Opinião

O dever da esperança

A solidariedade entre gerações não pode ser um slogan quando é de conveniência. Deixar morrer na valeta uma ou mais gerações não é nobre, nem é valente, nem é feito para heróis do mar. Se ainda os houver. Esta é a hora de agir e dedicarmo-nos todos continuamente a salvar vidas. 

por António Maló de Abreu
Deputado do PSD

Por estes dias de crise, causada pelo coronavírus, surgiu um apelo internacional à re-humanização da sociedade, partindo das preocupações da Comunidade de Sant’Egídio. Foi e é dramático o número de mortes nos lares de idosos e estes estão em perigo por toda a Europa, assim como em países de outros continentes.

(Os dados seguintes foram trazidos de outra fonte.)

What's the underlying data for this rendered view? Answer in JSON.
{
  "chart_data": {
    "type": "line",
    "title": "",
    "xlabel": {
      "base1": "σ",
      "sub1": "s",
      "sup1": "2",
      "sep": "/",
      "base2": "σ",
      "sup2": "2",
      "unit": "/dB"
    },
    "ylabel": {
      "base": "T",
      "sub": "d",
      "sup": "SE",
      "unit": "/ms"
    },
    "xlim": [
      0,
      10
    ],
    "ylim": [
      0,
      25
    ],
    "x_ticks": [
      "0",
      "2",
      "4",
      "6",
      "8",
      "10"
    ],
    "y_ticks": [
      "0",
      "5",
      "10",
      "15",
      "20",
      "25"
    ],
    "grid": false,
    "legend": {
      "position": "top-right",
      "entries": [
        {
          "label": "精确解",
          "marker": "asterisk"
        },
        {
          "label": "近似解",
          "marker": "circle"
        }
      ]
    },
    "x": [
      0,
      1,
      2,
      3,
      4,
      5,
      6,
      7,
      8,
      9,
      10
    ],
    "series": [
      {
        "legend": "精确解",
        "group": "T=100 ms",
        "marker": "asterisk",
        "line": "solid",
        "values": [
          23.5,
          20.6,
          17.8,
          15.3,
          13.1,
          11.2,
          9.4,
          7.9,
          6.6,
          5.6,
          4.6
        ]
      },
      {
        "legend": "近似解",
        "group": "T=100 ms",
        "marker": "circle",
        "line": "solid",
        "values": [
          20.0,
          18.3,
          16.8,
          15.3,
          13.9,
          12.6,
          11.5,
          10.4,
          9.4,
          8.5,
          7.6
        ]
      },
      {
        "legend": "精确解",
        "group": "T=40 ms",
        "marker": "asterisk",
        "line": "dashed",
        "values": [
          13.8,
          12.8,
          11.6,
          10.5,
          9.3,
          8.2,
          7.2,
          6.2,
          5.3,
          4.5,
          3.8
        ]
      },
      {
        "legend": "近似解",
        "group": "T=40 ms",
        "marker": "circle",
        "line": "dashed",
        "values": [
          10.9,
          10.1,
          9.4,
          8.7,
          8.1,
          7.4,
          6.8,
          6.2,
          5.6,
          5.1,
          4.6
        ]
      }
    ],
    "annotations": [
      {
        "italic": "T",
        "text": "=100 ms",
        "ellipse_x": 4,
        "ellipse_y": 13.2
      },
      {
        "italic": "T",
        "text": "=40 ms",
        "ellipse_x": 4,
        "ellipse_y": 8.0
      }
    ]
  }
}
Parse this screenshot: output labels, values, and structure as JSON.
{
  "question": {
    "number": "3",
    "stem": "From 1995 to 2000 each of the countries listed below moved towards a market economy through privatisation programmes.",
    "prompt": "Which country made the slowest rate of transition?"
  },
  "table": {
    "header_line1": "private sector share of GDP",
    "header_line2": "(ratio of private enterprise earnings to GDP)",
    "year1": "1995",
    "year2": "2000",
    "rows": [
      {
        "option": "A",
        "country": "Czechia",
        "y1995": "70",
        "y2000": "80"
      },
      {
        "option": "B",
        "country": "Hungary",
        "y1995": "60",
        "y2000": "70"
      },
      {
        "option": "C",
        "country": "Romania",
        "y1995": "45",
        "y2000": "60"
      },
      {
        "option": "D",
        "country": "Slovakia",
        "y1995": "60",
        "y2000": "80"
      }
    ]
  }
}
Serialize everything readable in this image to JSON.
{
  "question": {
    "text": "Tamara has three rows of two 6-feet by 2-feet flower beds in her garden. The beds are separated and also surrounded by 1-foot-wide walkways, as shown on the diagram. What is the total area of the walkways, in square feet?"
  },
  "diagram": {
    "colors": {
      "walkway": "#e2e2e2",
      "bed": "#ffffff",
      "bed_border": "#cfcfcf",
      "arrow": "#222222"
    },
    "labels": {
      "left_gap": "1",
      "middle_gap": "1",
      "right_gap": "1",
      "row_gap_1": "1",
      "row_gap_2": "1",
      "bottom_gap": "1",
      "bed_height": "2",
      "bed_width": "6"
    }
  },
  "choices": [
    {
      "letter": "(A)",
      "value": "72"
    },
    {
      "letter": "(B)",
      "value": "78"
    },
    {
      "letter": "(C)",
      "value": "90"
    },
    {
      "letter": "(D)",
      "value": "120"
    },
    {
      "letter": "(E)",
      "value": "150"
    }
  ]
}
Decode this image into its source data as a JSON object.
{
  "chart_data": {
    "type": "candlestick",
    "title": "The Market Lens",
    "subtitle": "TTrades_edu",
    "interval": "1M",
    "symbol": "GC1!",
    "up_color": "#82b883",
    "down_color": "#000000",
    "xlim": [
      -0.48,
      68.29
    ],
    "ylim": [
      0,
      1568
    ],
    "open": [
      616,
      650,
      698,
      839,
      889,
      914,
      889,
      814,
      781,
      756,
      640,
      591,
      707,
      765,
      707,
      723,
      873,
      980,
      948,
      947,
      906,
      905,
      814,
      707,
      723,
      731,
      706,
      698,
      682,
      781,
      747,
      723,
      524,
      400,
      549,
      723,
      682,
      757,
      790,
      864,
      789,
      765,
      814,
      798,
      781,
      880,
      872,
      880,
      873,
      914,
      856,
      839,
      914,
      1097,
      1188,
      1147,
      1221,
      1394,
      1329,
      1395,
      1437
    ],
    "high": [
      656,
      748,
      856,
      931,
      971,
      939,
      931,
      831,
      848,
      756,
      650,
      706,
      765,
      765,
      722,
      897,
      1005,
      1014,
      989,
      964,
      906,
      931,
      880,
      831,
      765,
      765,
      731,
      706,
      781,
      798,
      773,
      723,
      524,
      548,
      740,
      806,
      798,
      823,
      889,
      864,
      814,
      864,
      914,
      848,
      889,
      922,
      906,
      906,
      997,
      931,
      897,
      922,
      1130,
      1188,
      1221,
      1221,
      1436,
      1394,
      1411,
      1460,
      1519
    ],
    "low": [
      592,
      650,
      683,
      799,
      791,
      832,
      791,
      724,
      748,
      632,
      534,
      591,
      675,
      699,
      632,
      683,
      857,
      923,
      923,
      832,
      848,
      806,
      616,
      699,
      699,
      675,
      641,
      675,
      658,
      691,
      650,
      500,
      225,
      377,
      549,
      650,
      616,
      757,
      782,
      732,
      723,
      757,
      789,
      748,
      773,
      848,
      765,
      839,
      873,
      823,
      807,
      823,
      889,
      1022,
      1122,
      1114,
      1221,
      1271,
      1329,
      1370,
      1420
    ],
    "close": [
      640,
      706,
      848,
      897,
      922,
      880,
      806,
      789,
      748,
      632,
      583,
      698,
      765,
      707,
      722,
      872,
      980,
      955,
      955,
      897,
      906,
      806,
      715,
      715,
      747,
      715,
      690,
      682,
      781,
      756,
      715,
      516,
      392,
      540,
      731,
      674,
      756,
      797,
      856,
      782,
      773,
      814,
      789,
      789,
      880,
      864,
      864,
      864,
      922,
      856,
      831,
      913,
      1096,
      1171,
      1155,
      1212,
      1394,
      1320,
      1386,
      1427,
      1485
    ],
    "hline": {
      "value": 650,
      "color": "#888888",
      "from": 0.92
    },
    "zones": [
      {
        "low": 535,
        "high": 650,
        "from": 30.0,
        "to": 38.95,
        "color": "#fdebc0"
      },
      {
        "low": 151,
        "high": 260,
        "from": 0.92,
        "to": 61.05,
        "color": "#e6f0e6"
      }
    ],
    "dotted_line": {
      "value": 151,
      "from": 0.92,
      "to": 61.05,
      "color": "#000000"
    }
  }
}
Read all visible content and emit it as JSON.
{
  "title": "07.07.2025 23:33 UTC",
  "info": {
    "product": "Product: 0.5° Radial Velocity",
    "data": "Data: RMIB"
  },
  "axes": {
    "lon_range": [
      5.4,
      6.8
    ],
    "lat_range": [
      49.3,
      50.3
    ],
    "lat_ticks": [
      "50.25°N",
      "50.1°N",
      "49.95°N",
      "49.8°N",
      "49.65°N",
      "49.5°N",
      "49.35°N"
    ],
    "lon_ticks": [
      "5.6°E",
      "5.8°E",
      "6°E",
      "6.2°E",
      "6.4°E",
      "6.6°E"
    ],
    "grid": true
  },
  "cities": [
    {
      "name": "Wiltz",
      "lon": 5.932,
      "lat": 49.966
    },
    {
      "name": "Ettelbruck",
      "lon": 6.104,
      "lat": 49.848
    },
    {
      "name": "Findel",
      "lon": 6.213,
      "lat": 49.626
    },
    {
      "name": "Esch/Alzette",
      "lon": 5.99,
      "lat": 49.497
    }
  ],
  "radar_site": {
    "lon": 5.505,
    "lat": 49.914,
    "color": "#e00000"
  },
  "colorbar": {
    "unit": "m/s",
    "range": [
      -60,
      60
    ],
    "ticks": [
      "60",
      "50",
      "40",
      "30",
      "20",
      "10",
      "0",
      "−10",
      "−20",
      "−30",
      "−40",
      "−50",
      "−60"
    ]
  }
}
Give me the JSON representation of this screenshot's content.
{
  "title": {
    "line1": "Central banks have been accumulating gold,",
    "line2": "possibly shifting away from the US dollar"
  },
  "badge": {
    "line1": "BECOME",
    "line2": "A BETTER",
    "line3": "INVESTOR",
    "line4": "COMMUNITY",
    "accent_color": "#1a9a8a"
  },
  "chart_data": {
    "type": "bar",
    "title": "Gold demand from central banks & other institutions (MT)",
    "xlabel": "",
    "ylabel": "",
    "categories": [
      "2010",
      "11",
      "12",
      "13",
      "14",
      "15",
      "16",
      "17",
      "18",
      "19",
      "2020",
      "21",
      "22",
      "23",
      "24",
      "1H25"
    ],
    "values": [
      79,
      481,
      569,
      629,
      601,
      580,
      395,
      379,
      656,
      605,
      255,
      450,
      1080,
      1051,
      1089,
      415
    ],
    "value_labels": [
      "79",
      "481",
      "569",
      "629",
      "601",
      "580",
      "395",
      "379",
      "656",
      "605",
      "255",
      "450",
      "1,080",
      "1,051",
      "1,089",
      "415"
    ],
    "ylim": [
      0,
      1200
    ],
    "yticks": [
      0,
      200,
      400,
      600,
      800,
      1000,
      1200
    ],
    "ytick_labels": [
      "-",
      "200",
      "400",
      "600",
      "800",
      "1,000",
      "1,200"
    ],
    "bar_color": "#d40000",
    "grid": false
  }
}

Em Portugal, mas também um pouco por todo o lado, alguns “donos da honra e da vã glória”, fizeram passar a ideia indecente, com direito a loas e genuflexões por perda de memória histórica, de que seria possível sacrificar as vidas dos mais velhos em favor dos outros, mais novos, sãos ou menos doentes. Não é difícil até imaginar que, num trabalho de burocratas especialistas em curvas-planas, se tenha até criado uma nova e moderna métrica do direito à vida. Referindo-se a este assunto o Papa Francisco definiu-o exemplarmente como a ‘cultura do descarte’, que faz dos nossos mais velhos e anciãos apenas números e meros cacos ou mesmo restos de borda de prato, privando-os do direito elementar a serem considerados pessoas inteiras. É certo e confirmado que, em várias latitudes, a necessidade do tratamento por falta do recurso a ventiladores e suportes de vida, fez surgir um modelo que parece ter obrigado profissionais da arte e de seu ofício a um serviço seletivo de morte preanunciada. Triste, lamentável e execrável.

Por inaceitável de todo – temos direito à indignação. Onde ainda há trincheiras e onde se acolhem também ateus. A ética, o humanismo, os direitos humanos de que tanto se enche a boca e a deontologia médica alicerçam-se também em nunca fazermos distinção entre pessoas. Nenhuma urgência ou necessidade, por absurda de tão absoluta, pode impor ou legitimar exceções a princípios que nos regem e valores que guiam a nossa conduta. Há linhas vermelhas, inultrapassáveis, como é tão comum agora dizer-se. A não ter sido assim, anunciaram-se e percorremos tempos de barbárie – porque não há palavras doces para qualificar pensamentos e atos indignos.

A solidariedade entre gerações não pode ser um slogan quando é de conveniência. Deixar morrer na valeta uma ou mais gerações não é nobre, nem é valente, nem é feito para heróis do mar. Se ainda os houver. Esta é a hora de agir e dedicarmo-nos todos continuamente a salvar vidas. Sem parança e sem olhar a quem. Mesmo os mais doentes, frágeis, sozinhos e vulneráveis não são inúteis, não são trapos, nunca são um fardo e jamais poderão ser abandonados à sua triste sorte. Aqui não há fado nem sina.

Quem lê os clássicos percebe que sempre houve gente para dois mundos: o inclemente e o das vítimas da inclemência. Este não é o tempo de trair a verdade ou proteger indignidades. A todos cabe o que temos e não só o que nos sobra ou sobeja. Estamos diante de um dever de esperança nos homens de hoje – enquanto a esperança não desespera.

A vida tem, desde o seu princípio até ao seu fim natural, a mesma dignidade absoluta que deve ser salvaguardada e protegida, disse num belo texto Tolentino de Mendonça. É tudo e é quanto basta. Se soubermos ser gente.